Kate, achando que devia fazer qualquer coisa pelas pequenas, dispensou-lhes uma hora por dia para lhes ensinar a ler, a redigir e a costurar. Maria queria aprender a ler; nisso mostrou boa vontade. Começaram bem, mas depressa a leve insistência de Kate em lhes chamar a atenção fez com que as alunas assumissem o tom de ironia peculiar ao continente americano. Ironia calma, invisível, malevolente, desejo de magoar.
- Não te debruces sobre mim, Concha. Põe-te direita.
- Porquê, niña Tem piolhos na cabeça?
A pergunta insolente era formulada com subtileza índia.
- Não! - respondia Kate subitamente irritada. - E agora vão-se embora! Afastem-se de mim.

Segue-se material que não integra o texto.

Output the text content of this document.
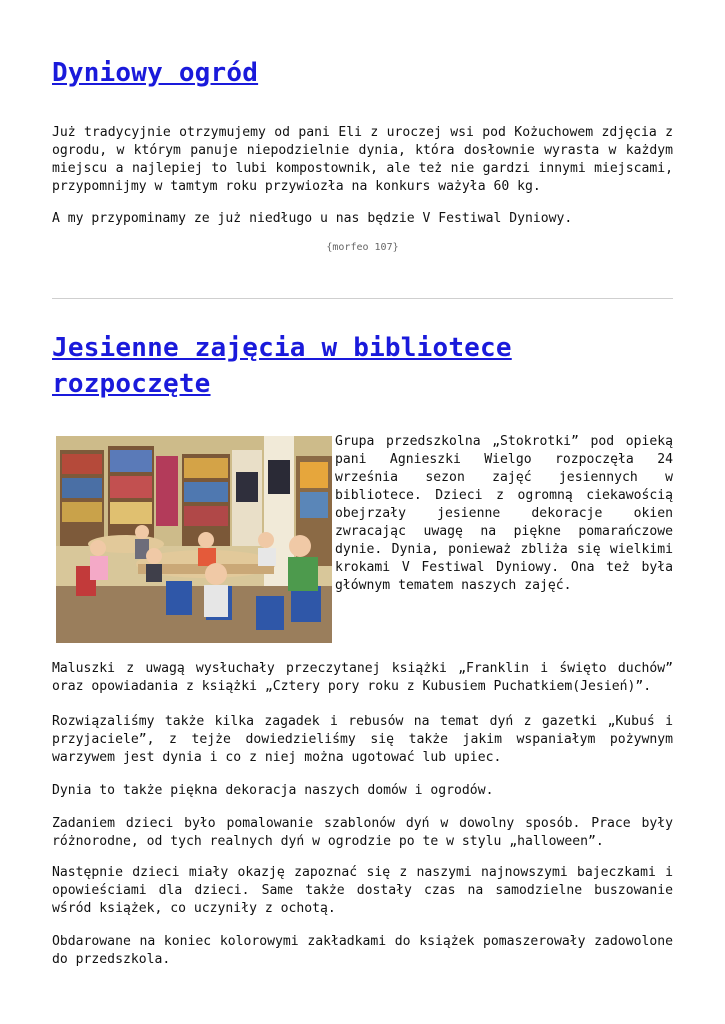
Dyniowy ogród

Już tradycyjnie otrzymujemy od pani Eli z uroczej wsi pod Kożuchowem zdjęcia z ogrodu, w którym panuje niepodzielnie dynia, która dosłownie wyrasta w każdym miejscu a najlepiej to lubi kompostownik, ale też nie gardzi innymi miejscami, przypomnijmy w tamtym roku przywiozła na konkurs ważyła 60 kg.

A my przypominamy ze już niedługo u nas będzie V Festiwal Dyniowy.

{morfeo 107}
Jesienne zajęcia w bibliotece rozpoczęte

Grupa przedszkolna „Stokrotki” pod opieką pani Agnieszki Wielgo rozpoczęła 24 września sezon zajęć jesiennych w bibliotece. Dzieci z ogromną ciekawością obejrzały jesienne dekoracje okien zwracając uwagę na piękne pomarańczowe dynie. Dynia, ponieważ zbliża się wielkimi krokami V Festiwal Dyniowy. Ona też była głównym tematem naszych zajęć.

Maluszki z uwagą wysłuchały przeczytanej książki „Franklin i święto duchów” oraz opowiadania z książki „Cztery pory roku z Kubusiem Puchatkiem(Jesień)”.

Rozwiązaliśmy także kilka zagadek i rebusów na temat dyń z gazetki „Kubuś i przyjaciele”, z tejże dowiedzieliśmy się także jakim wspaniałym pożywnym warzywem jest dynia i co z niej można ugotować lub upiec.

Dynia to także piękna dekoracja naszych domów i ogrodów.

Zadaniem dzieci było pomalowanie szablonów dyń w dowolny sposób. Prace były różnorodne, od tych realnych dyń w ogrodzie po te w stylu „halloween”.

Następnie dzieci miały okazję zapoznać się z naszymi najnowszymi bajeczkami i opowieściami dla dzieci. Same także dostały czas na samodzielne buszowanie wśród książek, co uczyniły z ochotą.

Obdarowane na koniec kolorowymi zakładkami do książek pomaszerowały zadowolone do przedszkola.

E as pequenas retiravam-se, humilhadas.
Kate recebeu visitas de Guadalajara. Grande excitação! Mas enquanto tomava chá na varanda, Juana, Concha, Maria e Filipa, que era uma prima de dezasseis anos, sentaram-se no outro lado do pátio, bem à vista, com os belos cabelos soltos sobre os ombros, e, ostensivamente, puseram-se a catar piolhos umas às outras. Pareciam encantadas por exibirem a sua sordidez àqueles estrangeiros.
Kate desceu ao pátio.
- Se querem catar piolhos - disse em voz trémula de cólera - vão para onde ninguém as veja.
Atravessou um clarão de maldade os olhos negros de Juana, mas um instante depois, humilde e abjecta, a família retirava-se, de cabeleira ao vento, em direcção ao seu antro.
Juana comprazia-se em irritar Kate. Sentia assim uma espécie de poder sobre a Niña. É certo que temia um tanto essa irritação, mas era justamente o que desejava. De que servia uma niña que não lhe inspirasse algum receio?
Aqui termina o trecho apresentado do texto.